Some years ago Nick Trefethen, a numerical analyst, wrote down some predictions for the future of scientific computing, including these remarks:

One thing that I believe will last is floating point arithmetic. Of course, the details will change, and in particular, word lengths will continue their progression from 16 to 32 to 64 to 128 bits and beyond…. But I believe the two defining features of floating point arithmetic will persist: relative rather than absolute magnitudes, and rounding of all intermediate quantities. Outside the numerical community, some people feel that floating point arithmetic is an anachronism, a 1950s kludge that is destined to be cast aside as machines become more sophisticated. Computers may have been born as number crunchers, the feeling goes, but now that they are fast enough to do arbitrary symbolic manipulations, we must move to a higher plane. In truth, however, no amount of computer power will change the fact that most numerical problems cannot be solved symbolically. You have to make approximations, and floating-point arithmetic is the best general-purpose approximation idea ever devised.

At this point, predicting the continued survival of floating-point formats seems like a safe bet, if only because of the QWERTY factor—the system is deeply entrenched, and any replacement would have to overcome a great deal of inertia. But Trefethen’s “two defining features of floating point arithmetic” are not actually unique to the floating-point system; logarithmic and level-index numbers (and doubtless others as well) also employ “relative magnitudes” and require “rounding of all intermediate quantities.” It may well be that floating point is the best general-purpose approximation idea ever devised, but I’m not convinced that all the alternatives have been given serious evaluation.

Free Pi

Two further notes. Because of space constraints, my American Scientist column appeared with a painfully truncated bibliography. I have posted an ampler list of references here.

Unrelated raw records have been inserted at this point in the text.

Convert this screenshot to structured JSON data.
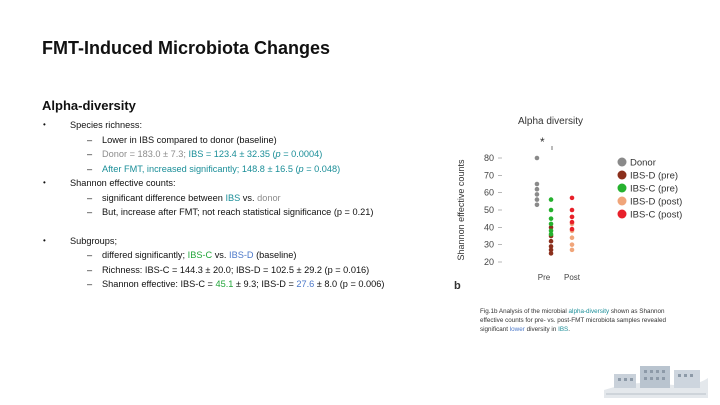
{
  "slide": {
    "title": "FMT-Induced Microbiota Changes"
  },
  "section": {
    "heading": "Alpha-diversity"
  },
  "bullets": {
    "b1": "Species richness:",
    "b1s1": "Lower in IBS compared to donor (baseline)",
    "b1s2": {
      "p1": "Donor = 183.0 ± 7.3; ",
      "p2": "IBS = 123.4 ± 32.35 (",
      "p3": "p",
      "p4": " = 0.0004)"
    },
    "b1s3": {
      "p1": "After FMT, increased significantly; ",
      "p2": "148.8 ± 16.5 (",
      "p3": "p",
      "p4": " = 0.048)"
    },
    "b2": "Shannon effective counts:",
    "b2s1": {
      "p1": "significant difference between ",
      "p2": "IBS",
      "p3": " vs. ",
      "p4": "donor"
    },
    "b2s2": "But, increase after FMT; not reach statistical significance (p = 0.21)",
    "b3": "Subgroups;",
    "b3s1": {
      "p1": "differed significantly; ",
      "p2": "IBS-C",
      "p3": " vs. ",
      "p4": "IBS-D",
      "p5": " (baseline)"
    },
    "b3s2": "Richness: IBS-C = 144.3 ± 20.0; IBS-D = 102.5 ± 29.2 (p = 0.016)",
    "b3s3": {
      "p1": "Shannon effective: IBS-C = ",
      "p2": "45.1",
      "p3": " ± 9.3; IBS-D = ",
      "p4": "27.6",
      "p5": " ± 8.0 (p = 0.006)"
    }
  },
  "caption": {
    "p1": "Fig.1b Analysis of the microbial ",
    "p2": "alpha-diversity",
    "p3": " shown as Shannon effective counts for pre- vs. post-FMT microbiota samples revealed significant ",
    "p4": "lower",
    "p5": " diversity in ",
    "p6": "IBS",
    "p7": "."
  },
  "chart_data": {
    "type": "scatter",
    "title": "Alpha diversity",
    "ylabel": "Shannon effective counts",
    "panel_label": "b",
    "significance": "*",
    "categories": [
      "Pre",
      "Post"
    ],
    "ylim": [
      20,
      80
    ],
    "yticks": [
      20,
      30,
      40,
      50,
      60,
      70,
      80
    ],
    "legend_position": "right",
    "series": [
      {
        "name": "Donor",
        "color": "#8a8a8a",
        "group": "Pre",
        "offset": -0.16,
        "values": [
          80,
          65,
          62,
          59,
          56,
          53
        ]
      },
      {
        "name": "IBS-D (pre)",
        "color": "#8b2f1c",
        "group": "Pre",
        "offset": 0.16,
        "values": [
          40,
          35,
          32,
          29,
          27,
          25
        ]
      },
      {
        "name": "IBS-C (pre)",
        "color": "#25b12e",
        "group": "Pre",
        "offset": 0.16,
        "values": [
          56,
          50,
          45,
          42,
          38,
          36
        ]
      },
      {
        "name": "IBS-D (post)",
        "color": "#f0a57a",
        "group": "Post",
        "offset": 0,
        "values": [
          46,
          42,
          38,
          34,
          30,
          27
        ]
      },
      {
        "name": "IBS-C (post)",
        "color": "#e8202a",
        "group": "Post",
        "offset": 0,
        "values": [
          57,
          50,
          46,
          43,
          39
        ]
      }
    ]
  }
}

Also, would anyone like to have 10 million digits of pi on microfiche cards? While scrounging in my files for interesting lore on large numbers, I came upon a yellow envelope in which 10,015,000 digits of pi fill up nine fiche cards. The envelope bears the notation “rec’d from Y. Kanada, Univ. of Tokyo, 1983.” The 10 million digits set a record back then, which I noted in a brief Scientific American news item. It seems a shame to destroy such a curious artifact; on the other hand, I can think of no earthly use for it.

Kanada’s group has gone on to calculate more than a trillion digits of pi, but he didn’t send me the 900,000 microfiche cards it would take to hold the listing.